FOR YEARS I have been haunted by a nightmare: that the Israeli-Palestinian conflict would change from a national to a religious confrontation.
A national conflict, terrible as it may be, is soluble. The last two centuries have seen many national wars, and almost all of them ended in a territorial compromise. Such conflicts are basically logical, and can be terminated in a rational way.
Not so religious conflicts. When all sides are bound by divine commandments, the attainment of a compromise becomes far more difficult.
Religious Jews believe that God promised them all of the holy land. Thus, giving away any of it to "foreigners" is an unforgivable sin. In the eyes of Muslim believers, the whole country is a Waqf (religious trust), and it is therefore absolutely forbidden to surrender any part of it to unbelievers. (When the Caliph Omar conquered Palestine some 1400 years ago, he declared it a Waqf. His motive was quite practical: to prevent his generals from dividing the land between themselves, as was their wont.)
By the way, the evangelical fundamentalists who dominate Washington at this time also see the Holy Land as a religious property, to which the Jews must return in order to make possible the second coming of Jesus Christ.
Is a compromise between these forces possible? Certainly yes, but it is much more difficult. A devout Muslim is allowed to declare a Hudna (armistice) for a hundred years and more, without condemning his soul to hell. Ariel Sharon, who began the evacuation of settlers, spoke about "long-range temporary arrangements". In politics, "temporary" measures have a tendency to become permanent.

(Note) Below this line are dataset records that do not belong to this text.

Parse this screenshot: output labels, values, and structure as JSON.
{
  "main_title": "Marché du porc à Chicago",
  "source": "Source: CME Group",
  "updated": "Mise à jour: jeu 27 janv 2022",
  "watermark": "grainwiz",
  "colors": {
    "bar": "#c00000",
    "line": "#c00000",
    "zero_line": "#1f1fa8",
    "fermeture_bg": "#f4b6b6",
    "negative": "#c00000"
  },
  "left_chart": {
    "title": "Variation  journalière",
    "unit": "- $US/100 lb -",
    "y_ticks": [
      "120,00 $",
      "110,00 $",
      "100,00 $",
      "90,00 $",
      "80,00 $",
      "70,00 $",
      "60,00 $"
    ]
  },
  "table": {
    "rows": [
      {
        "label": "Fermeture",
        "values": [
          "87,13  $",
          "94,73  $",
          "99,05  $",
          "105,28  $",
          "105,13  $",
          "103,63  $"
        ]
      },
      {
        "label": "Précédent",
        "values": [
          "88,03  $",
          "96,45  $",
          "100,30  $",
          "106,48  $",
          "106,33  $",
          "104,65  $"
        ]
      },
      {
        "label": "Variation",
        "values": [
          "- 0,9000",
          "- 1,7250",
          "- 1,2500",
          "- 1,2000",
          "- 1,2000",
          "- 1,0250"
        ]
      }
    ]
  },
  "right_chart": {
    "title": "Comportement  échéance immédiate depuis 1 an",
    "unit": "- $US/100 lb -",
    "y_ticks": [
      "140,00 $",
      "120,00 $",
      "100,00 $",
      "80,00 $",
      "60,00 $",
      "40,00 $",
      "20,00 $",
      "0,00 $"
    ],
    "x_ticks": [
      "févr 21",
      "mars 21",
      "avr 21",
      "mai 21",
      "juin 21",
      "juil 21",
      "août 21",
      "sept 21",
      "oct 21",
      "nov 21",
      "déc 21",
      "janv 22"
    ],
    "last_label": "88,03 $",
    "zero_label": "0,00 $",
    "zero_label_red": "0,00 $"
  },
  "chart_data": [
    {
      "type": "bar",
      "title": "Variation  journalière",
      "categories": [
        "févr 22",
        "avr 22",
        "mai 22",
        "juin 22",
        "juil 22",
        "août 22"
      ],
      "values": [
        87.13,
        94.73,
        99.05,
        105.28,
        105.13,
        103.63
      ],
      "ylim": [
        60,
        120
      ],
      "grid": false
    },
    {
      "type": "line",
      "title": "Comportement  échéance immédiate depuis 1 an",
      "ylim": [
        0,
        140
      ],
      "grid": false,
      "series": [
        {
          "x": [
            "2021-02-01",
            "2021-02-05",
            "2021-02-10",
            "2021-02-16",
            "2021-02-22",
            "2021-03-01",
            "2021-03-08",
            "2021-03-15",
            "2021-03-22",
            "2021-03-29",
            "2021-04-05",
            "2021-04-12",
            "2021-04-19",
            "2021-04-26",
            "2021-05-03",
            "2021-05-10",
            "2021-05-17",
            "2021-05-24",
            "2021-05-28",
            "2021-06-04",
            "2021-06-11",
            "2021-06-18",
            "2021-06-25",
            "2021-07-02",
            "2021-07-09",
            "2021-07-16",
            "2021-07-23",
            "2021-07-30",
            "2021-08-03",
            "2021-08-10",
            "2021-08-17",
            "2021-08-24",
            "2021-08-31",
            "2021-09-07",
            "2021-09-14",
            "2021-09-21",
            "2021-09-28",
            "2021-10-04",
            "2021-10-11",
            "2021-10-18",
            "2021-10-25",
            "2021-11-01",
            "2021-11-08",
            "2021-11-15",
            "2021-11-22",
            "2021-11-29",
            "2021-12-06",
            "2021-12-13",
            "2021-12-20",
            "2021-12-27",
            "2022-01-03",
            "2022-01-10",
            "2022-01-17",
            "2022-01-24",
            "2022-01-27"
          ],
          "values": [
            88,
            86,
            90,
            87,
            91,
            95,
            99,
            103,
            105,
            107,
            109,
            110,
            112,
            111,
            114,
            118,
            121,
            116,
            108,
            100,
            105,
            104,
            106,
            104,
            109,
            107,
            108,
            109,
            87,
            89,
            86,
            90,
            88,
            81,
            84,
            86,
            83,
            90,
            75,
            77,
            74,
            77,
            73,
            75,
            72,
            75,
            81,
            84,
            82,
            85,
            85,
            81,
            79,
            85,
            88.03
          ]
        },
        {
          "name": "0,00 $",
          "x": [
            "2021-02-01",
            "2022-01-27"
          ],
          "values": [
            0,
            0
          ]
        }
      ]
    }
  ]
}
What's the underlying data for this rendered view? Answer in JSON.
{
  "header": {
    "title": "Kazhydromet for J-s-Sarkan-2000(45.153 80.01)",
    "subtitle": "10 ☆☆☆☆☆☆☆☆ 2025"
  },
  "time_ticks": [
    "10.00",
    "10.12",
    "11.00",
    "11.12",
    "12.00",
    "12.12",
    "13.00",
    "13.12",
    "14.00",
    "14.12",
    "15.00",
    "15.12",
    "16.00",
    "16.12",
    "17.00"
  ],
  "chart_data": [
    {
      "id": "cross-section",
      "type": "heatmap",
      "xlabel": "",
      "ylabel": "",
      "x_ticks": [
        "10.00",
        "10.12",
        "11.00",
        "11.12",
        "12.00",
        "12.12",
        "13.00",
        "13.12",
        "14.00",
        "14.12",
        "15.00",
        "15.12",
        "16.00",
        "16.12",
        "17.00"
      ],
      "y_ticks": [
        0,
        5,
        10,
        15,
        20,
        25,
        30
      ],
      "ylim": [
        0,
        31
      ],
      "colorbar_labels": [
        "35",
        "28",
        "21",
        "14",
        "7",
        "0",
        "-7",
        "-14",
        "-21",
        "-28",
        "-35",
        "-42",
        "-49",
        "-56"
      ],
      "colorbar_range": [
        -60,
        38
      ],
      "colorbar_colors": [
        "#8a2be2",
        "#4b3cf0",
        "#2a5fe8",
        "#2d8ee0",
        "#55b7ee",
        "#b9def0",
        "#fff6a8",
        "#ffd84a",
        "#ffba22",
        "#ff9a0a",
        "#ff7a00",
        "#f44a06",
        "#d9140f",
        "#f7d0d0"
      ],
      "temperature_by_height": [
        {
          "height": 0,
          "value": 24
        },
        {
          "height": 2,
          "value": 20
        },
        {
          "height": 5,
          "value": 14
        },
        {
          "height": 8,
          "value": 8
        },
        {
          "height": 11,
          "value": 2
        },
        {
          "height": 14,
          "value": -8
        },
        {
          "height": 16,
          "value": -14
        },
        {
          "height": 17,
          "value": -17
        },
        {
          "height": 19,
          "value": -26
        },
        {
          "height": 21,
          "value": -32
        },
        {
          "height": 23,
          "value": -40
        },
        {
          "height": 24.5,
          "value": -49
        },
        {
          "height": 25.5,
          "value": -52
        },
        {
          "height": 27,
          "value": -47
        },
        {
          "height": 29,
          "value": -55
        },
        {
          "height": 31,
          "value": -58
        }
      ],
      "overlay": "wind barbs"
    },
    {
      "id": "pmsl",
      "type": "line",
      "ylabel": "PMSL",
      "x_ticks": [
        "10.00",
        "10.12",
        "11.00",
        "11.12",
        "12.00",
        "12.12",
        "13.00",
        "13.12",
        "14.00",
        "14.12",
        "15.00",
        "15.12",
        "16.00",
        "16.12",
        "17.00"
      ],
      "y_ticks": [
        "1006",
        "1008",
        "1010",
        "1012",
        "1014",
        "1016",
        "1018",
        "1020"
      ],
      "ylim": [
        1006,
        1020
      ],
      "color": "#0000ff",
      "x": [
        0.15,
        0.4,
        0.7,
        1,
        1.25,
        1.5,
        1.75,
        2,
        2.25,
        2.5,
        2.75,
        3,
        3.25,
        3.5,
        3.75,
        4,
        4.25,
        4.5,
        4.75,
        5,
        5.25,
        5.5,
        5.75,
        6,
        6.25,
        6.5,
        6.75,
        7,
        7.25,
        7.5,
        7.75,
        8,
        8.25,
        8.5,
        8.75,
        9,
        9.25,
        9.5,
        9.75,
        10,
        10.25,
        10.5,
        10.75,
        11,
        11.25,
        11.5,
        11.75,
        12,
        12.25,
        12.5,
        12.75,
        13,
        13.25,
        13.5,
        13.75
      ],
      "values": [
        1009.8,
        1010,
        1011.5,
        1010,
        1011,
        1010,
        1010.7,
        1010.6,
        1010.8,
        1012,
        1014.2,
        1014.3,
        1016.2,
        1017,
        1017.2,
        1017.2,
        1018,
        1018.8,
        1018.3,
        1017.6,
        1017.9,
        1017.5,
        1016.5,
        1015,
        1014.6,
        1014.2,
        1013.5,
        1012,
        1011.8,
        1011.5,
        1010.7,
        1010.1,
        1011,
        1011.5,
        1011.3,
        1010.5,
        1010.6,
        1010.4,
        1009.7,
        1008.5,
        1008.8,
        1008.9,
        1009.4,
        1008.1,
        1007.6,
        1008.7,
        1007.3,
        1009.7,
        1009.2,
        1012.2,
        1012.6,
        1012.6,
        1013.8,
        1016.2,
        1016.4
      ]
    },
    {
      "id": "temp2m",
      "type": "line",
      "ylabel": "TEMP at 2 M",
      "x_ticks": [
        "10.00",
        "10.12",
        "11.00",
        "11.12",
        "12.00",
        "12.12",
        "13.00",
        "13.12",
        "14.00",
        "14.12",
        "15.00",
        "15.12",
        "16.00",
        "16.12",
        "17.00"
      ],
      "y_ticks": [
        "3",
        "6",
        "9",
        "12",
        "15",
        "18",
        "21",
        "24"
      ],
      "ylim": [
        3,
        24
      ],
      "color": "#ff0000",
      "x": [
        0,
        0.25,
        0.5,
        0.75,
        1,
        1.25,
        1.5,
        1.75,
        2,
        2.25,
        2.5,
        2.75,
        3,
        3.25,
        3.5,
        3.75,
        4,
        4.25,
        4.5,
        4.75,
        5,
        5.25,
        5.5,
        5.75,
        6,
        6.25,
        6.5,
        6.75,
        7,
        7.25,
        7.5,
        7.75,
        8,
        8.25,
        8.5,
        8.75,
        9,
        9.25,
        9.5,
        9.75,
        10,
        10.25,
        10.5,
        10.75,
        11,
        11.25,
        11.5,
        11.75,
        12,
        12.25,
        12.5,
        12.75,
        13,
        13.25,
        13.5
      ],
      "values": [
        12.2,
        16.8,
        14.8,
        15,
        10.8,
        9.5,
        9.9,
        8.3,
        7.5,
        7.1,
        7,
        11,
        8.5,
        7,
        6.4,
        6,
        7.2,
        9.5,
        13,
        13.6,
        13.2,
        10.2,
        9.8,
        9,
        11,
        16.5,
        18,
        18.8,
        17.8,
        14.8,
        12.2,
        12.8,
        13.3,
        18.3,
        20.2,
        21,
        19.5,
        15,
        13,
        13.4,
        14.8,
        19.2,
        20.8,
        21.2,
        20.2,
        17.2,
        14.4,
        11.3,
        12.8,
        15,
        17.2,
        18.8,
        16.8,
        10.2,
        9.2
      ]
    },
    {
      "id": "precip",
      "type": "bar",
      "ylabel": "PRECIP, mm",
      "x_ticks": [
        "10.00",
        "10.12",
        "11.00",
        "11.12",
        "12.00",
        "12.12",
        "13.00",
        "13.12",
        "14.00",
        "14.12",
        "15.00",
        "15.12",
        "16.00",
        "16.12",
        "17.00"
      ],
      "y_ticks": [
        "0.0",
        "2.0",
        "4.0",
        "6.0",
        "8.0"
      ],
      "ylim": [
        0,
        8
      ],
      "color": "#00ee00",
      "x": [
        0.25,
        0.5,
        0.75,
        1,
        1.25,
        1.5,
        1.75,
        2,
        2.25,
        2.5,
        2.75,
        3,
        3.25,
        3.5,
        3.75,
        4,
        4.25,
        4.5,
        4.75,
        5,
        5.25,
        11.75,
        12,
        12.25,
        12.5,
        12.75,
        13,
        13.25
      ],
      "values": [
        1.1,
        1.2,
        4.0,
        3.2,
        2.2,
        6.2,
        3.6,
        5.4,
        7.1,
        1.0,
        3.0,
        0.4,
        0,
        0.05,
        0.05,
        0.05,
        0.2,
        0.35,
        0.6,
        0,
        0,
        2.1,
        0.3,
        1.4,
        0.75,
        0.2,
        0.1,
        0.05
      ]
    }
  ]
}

But wisdom, sophistication and a lot of patience are needed to reach a resolution of the conflict in these circumstances.
On the day Arafat died, many Israelis were angry with me for saying (in a Haaretz interview) that we shall yet long for this secular leader, who was both willing and able to make peace with us. I said that his elimination removes the last obstacle to the rise of Islamic fundamentalism in Palestine and the entire Arab world.
One did not need to be a prophet to see that.